Corona Coding Club Day 3 Data Science Intro

Alek and Max

Pre-probelm lesson:

IO

First, import the following really important libraries:

import matplotlib.pyplot as plt
import numpy as np
import pandas as pd

If you get import errors when you try importing them, install pip: (https://pythonprogramming.net/using-pip-install-for-python-modules/) and type pip install matplotlib and pip install numpy into your terminal

Today we are going to be learning how to do input/output with data, and how to visualize data.

For basic input/output (IO) you can use the with function in python:

with open("data.txt", "r") as f:
  for line in f:
    print(line)

The r parameter in the open function is VERY important. It can have a couple different values

One really important thing to know is that opening a file with w will overwrite its contents. You won’t be able to get them back! So don’t do that. w mode is for creating new files with a program.

For reading in special file types like csvs, xmls, jsons, xlsxs, which have computer readable data, you will want to use a different function to read the file. pandas is great for IO with tables. For example,

import pandas as pd
pd.read_csv("data.csv")

df = pd.DataFrame({"alek tennis score": [1,2,3,4], "max tennis score":[5,56,7,7]})
df.to_csv("tennis.csv")

json is great for json files:

import json

with open("data.json", "r") as f:
  json.load(f)


with open("data.json", "w") as f:
  json.dump(data, f)

BeautifulSoup is super helpful for parsing html and xml.

plotting data

Plotting data is a really good thing to be able to do too. matplotlib is the basic plotting library, seaborn is a nice wrapper around matplotlib.

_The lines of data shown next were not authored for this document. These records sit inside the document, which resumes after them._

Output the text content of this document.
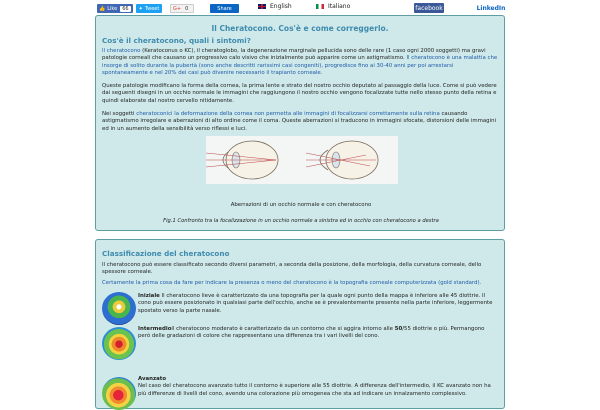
👍 Like	66	✦ Tweet	G+ 0	Share	English	Italiano	facebook	LinkedIn
Il Cheratocono. Cos'è e come correggerlo.
Cos'è il cheratocono, quali i sintomi?
Il cheratocono (Keratoconus o KC), il cheratoglobo, la degenerazione marginale pellucida sono delle rare (1 caso ogni 2000 soggetti) ma gravi patologie corneali che causano un progressivo calo visivo che inizialmente può apparire come un astigmatismo. Il cheratocono è una malattia che insorge di solito durante la pubertà (sono anche descritti rarissimi casi congeniti), progredisce fino ai 30-40 anni per poi arrestarsi spontaneamente e nel 20% dei casi può divenire necessario il trapianto corneale.
Queste patologie modificano la forma della cornea, la prima lente e strato del nostro occhio deputato al passaggio della luce. Come si può vedere dai seguenti disegni in un occhio normale le immagini che raggiungono il nostro occhio vengono focalizzate tutte nello stesso punto della retina e quindi elaborate dal nostro cervello nitidamente.
Nei soggetti cheratoconici la deformazione della cornea non permetta alle immagini di focalizzarsi correttamente sulla retina causando astigmatismo irregolare e aberrazioni di alto ordine come il coma. Queste aberrazioni si traducono in immagini sfocate, distorsioni delle immagini ed in un aumento della sensibilità verso riflessi e luci.
Aberrazioni di un occhio normale e con cheratocono
Fig.1 Confronto tra la focalizzazione in un occhio normale a sinistra ed in occhio con cheratocono a destra
Classificazione del cheratocono
Il cheratocono può essere classificato secondo diversi parametri, a seconda della posizione, della morfologia, della curvatura corneale, dello spessore corneale.
Certamente la prima cosa da fare per indicare la presenza o meno del cheratocono è la topografia corneale computerizzata (gold standard).
Iniziale Il cheratocono lieve è caratterizzato da una topografia per la quale ogni punto della mappa è inferiore alle 45 diottrie. Il cono può essere posizionato in qualsiasi parte dell'occhio, anche se è prevalentemente presente nella parte inferiore, leggermente spostato verso la parte nasale.
Intermedioil cheratocono moderato è caratterizzato da un contorno che si aggira intorno alle 50/55 diottrie o più. Permangono però delle gradazioni di colore che rappresentano una differenza tra i vari livelli del cono.
Avanzato
Nel caso del cheratocono avanzato tutto il contorno è superiore alle 55 diottrie. A differenza dell'intermedio, il KC avanzato non ha più differenze di livelli del cono, avendo una colorazione più omogenea che sta ad indicare un innalzamento complessivo.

Here are some examples of plots:

import numpy as np
import matplotlib.pyplot as plt
plt.plot(np.sin(np.linspace(0,10,1000)))
plt.show()

# flip some coins, wow binomial distribution!
coins = [sum([np.random.randint(2) for j in range(100)]) for i in range(1000)]
plt.hist(coins)
plt.show()

Problem 1

Plot a sine wave. Plot another sine wave. Add them together!

Problem 1.75

Write some text to a file called data.txt. Specifically write out this text:

data = "The cup game is a classic problem in computer science that models work scheduling. In the cup game on n cups, a filler and an emptier take turns adding and removing water from cups (i.e. new tasks come in and the scheduler must allocate processors to handle the incoming work). On each round the filler will distribute some new amount of water among the cups, and the emptier will remove some amount of water from some of the cups. The filler can distribute the water however it wants (as long as it places at most 1 water in each cup), but the emptier has an added discretization constraint: it can only remove water from some fixed number of cups. The problem is to analyze how well each player can do, that is, how much water can the filler force to be in the fullest cup, and what is the upper bound on this fill that an appropriate emptying strategy can guarantee? We study several variants of the problem and answer some open questions."

Problem 1.5

Read in that file called data.txt and print it out

Problem 2

Make a histogram of how many times each character occurs in that file

Problem 3

Generate some data of “happiness versus sleep”. It should be slightly random noise added to some distribution (e.g. happiness = 1000-(sleep-7)**2 + np.random.random()).

Problem 4

Write that data out to a csv happydata.csv Hint: use import pandas, or import json

Problem 5

Read the data in from happydata.csv, and make a parabola of best fit (or whatever is appropriate based on your model). Hint: use numpy

Problem 6

Make a heat map of gcd(i,j) \[i,j\in\{1,2,\ldots, n\}\]

Problem 7

Make a graph of the primes.